Output from FCT_SOURCES_WITHOUT_FRESHNESS table (1 row): legacy.XXX_HISTORICAL_CALLS

b-per commented 1 month ago

What about

fct_name,column_name,id_to_exclude,comment
...
fct_sources_without_freshness,resource_name,legacy.XXX_HISTORICAL_CALLS,Exclude static table that has legacy calls for XXX

The column name in the fct is not child for this table, it is resource_name

tuday2 commented 1 month ago

That did it! thank you.

I had to use the exact case -- which normally I don't since I'm using Snowflake, however this is a reference to a source so that makes sense.

Is "resource_name" in the documentation somewhere? All the examples show "child" -- it may help to add a few more examples in the docs.

fct_sources_without_freshness,resource_name,legacy.XXX_HISTORICAL_CALLS,Exclude static table that has legacy calls for XXX

b-per commented 1 month ago

resource_name itself is not documented as it would depend on each table, but we have this in the docs

column_name: the column name from fct_name we will be looking at to define exceptions

I might add another example in the docs where the column is not called child

tuday2 commented 1 month ago

What do you mean it would depend on each table? i literally put "resource_name" in there

b-per commented 1 month ago

I mean that to add exceptions for the table fct_sources_without_freshness, there is only one filter, resource_name.

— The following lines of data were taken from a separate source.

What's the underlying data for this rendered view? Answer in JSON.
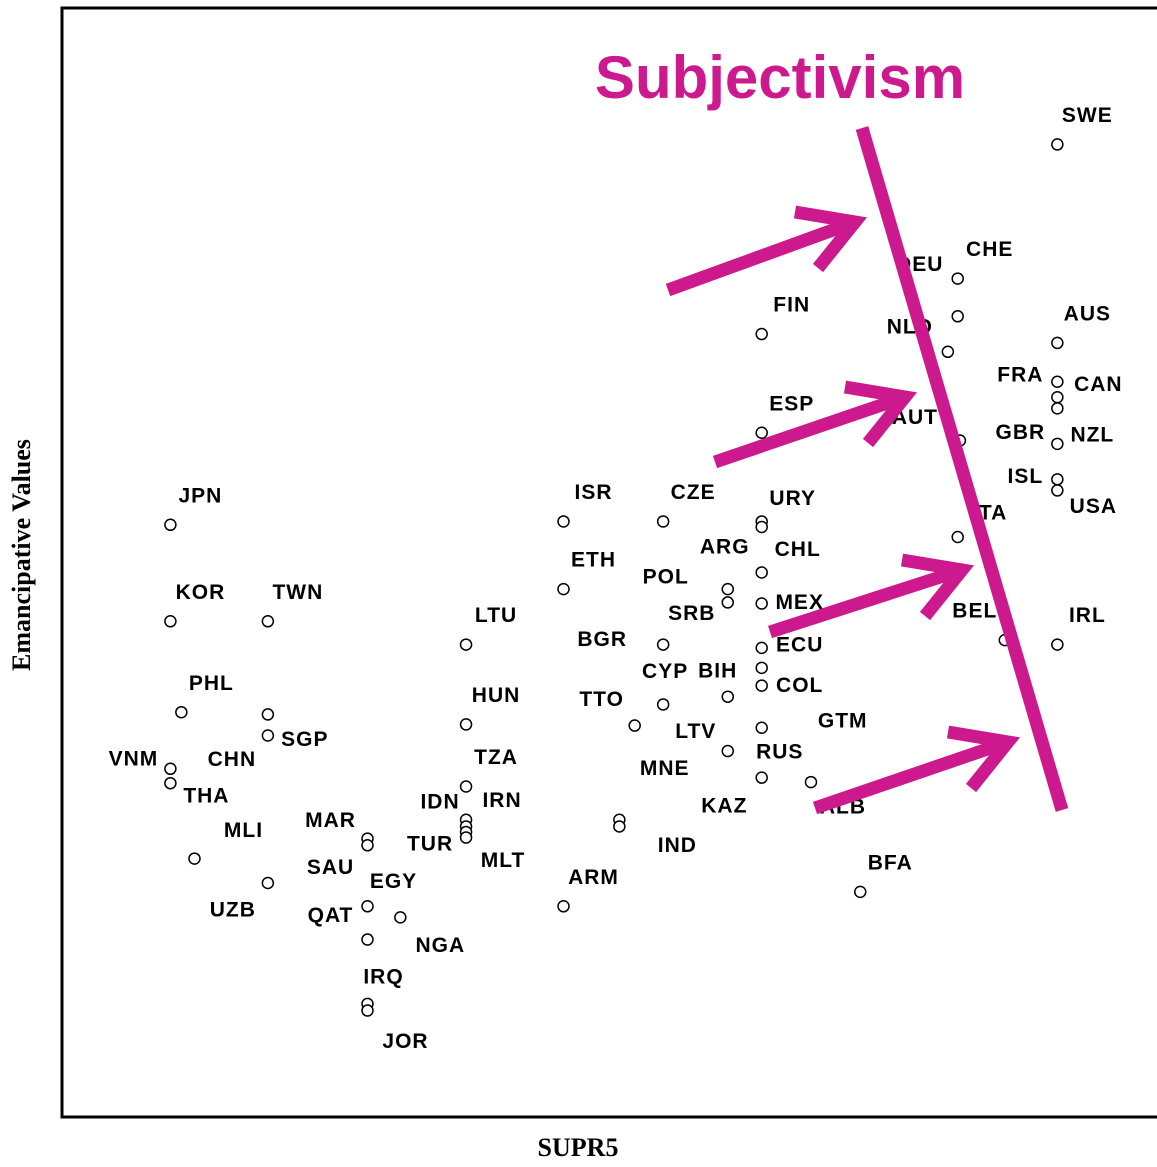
{
  "chart_data": {
    "type": "scatter",
    "xlabel": "SUPR5",
    "ylabel": "Emancipative Values",
    "annotation": "Subjectivism",
    "categories": [
      "SWE",
      "CHE",
      "DEU",
      "FIN",
      "AUS",
      "NLD",
      "FRA",
      "CAN",
      "GBR",
      "NZL",
      "ISL",
      "USA",
      "ESP",
      "AUT",
      "ITA",
      "BEL",
      "IRL",
      "ISR",
      "CZE",
      "URY",
      "ARG",
      "CHL",
      "ETH",
      "POL",
      "SRB",
      "MEX",
      "LTU",
      "BGR",
      "ECU",
      "BIH",
      "CYP",
      "COL",
      "TTO",
      "LTV",
      "HUN",
      "GTM",
      "RUS",
      "MNE",
      "ALB",
      "KAZ",
      "IND",
      "BFA",
      "ARM",
      "TZA",
      "IDN",
      "IRN",
      "TUR",
      "MLT",
      "MAR",
      "SAU",
      "EGY",
      "QAT",
      "NGA",
      "IRQ",
      "JOR",
      "JPN",
      "KOR",
      "TWN",
      "PHL",
      "SGP",
      "CHN",
      "VNM",
      "THA",
      "MLI",
      "UZB"
    ],
    "x": [
      90.9,
      81.8,
      81.8,
      63.9,
      90.9,
      80.9,
      90.9,
      90.9,
      90.9,
      90.9,
      90.9,
      90.9,
      63.9,
      82.0,
      81.8,
      86.1,
      90.9,
      45.8,
      54.9,
      63.9,
      63.9,
      63.9,
      45.8,
      60.8,
      60.8,
      63.9,
      36.9,
      54.9,
      63.9,
      63.9,
      54.9,
      63.9,
      52.3,
      60.8,
      36.9,
      63.9,
      60.8,
      63.9,
      68.4,
      50.9,
      50.9,
      72.9,
      45.8,
      36.9,
      36.9,
      36.9,
      36.9,
      36.9,
      27.9,
      27.9,
      27.9,
      27.9,
      30.9,
      27.9,
      27.9,
      9.9,
      9.9,
      18.8,
      10.9,
      18.8,
      18.8,
      9.9,
      9.9,
      12.1,
      18.8
    ],
    "y": [
      87.7,
      75.6,
      72.2,
      70.6,
      69.8,
      69.0,
      66.3,
      64.9,
      63.9,
      60.7,
      57.5,
      56.5,
      61.7,
      61.0,
      52.3,
      43.0,
      42.6,
      53.7,
      53.7,
      53.7,
      53.2,
      49.1,
      47.6,
      47.6,
      46.4,
      46.3,
      42.6,
      42.6,
      42.3,
      40.5,
      37.2,
      38.9,
      35.3,
      37.9,
      35.4,
      35.1,
      33.0,
      30.6,
      30.2,
      26.8,
      26.2,
      20.3,
      19.0,
      29.8,
      26.8,
      26.2,
      25.7,
      25.2,
      25.1,
      24.5,
      19.0,
      16.0,
      18.0,
      10.2,
      9.6,
      53.4,
      44.7,
      44.7,
      36.5,
      34.4,
      36.3,
      31.4,
      30.1,
      23.3,
      21.1
    ],
    "xlim": [
      0,
      100
    ],
    "ylim": [
      0,
      100
    ],
    "grid": false
  }
}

But any column returned from any of the fct_ tables can be used to set exceptions.

Taking fct_exposures_dependent_on_private_models for example, we return the columns exposure_name, parent_resource_name, parent_access and parent_resource_type

Any of those columns can be used in the seed if we wanted to exclude specific rows.

Does it make sense?

tuday2 commented 1 month ago

Wow ok -- I never made the correlation between that and the name of the column in the evaluator table -- all makes sense now.

I honestly thought child was some default for a fact table --- just never clicked. I see now the name of the column in the evaluator tables is what you reference.

All good -- thanks again for the quick help!